Avista Healthcare Public Acquisition Corp. (AHPAC; NY, USA) and Envigo International Holdings Inc. (NJ, USA) have announced a definitive merger agreement. Envigo, an early-stage non-clinical CRO, will become a wholly-owned subsidiary of AHPAC, which will be re-named Envigo International Holdings Inc.
Adrian Hardy, the current President and CEO of Envigo, will continue in that role to lead the new company and will also serve on the board of directors. The board will also include at least two representatives of Avista Acquisition Corp., AHPAC’s sponsor, as well as certain members of the current Envigo board.
David Burgstahler, President and Chief Executive Officer of AHPAC stated: “We are delighted to be partnering with Envigo. The Company represents an ideal partner for AHPAC given its leading position in the global non-clinical contract research industry, attractive financial profile, and numerous avenues for growth.
“We believe the Company is well-positioned to benefit from the industry tailwinds driving growth in the non-clinical CRO sector. Additionally, under the leadership of the Company’s experienced management team, Envigo has demonstrated the ability to execute on its acquisition growth strategy to broaden service capabilities and realize efficiencies.”

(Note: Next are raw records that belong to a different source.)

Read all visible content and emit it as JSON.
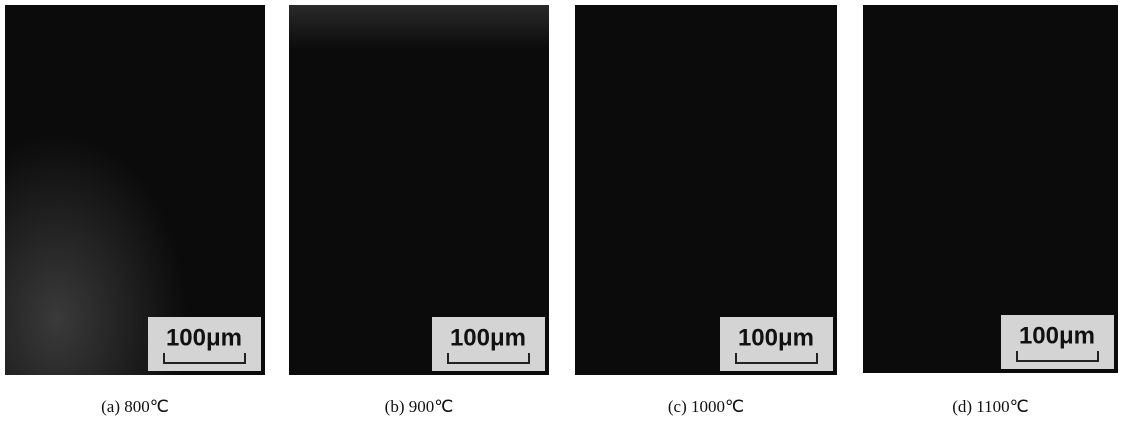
{
  "panels": [
    {
      "caption": "(a) 800℃",
      "scale_label": "100μm"
    },
    {
      "caption": "(b) 900℃",
      "scale_label": "100μm"
    },
    {
      "caption": "(c) 1000℃",
      "scale_label": "100μm"
    },
    {
      "caption": "(d) 1100℃",
      "scale_label": "100μm"
    }
  ]
}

Hardy commented: “We are pleased to partner with Avista in this transaction to accelerate our growth by efficiently accessing capital in the public markets. This transaction will further raise our profile with our biopharmaceutical clients and talent across the industry, while providing us with additional resources to increase our competitiveness in the attractive R&D products and services market.”
Envigo International Holdings Inc. is expected to be listed on the NASDAQ stock exchange as of closing of the proposed transaction. The combined company is anticipated to have an initial enterprise value of approximately $924 million.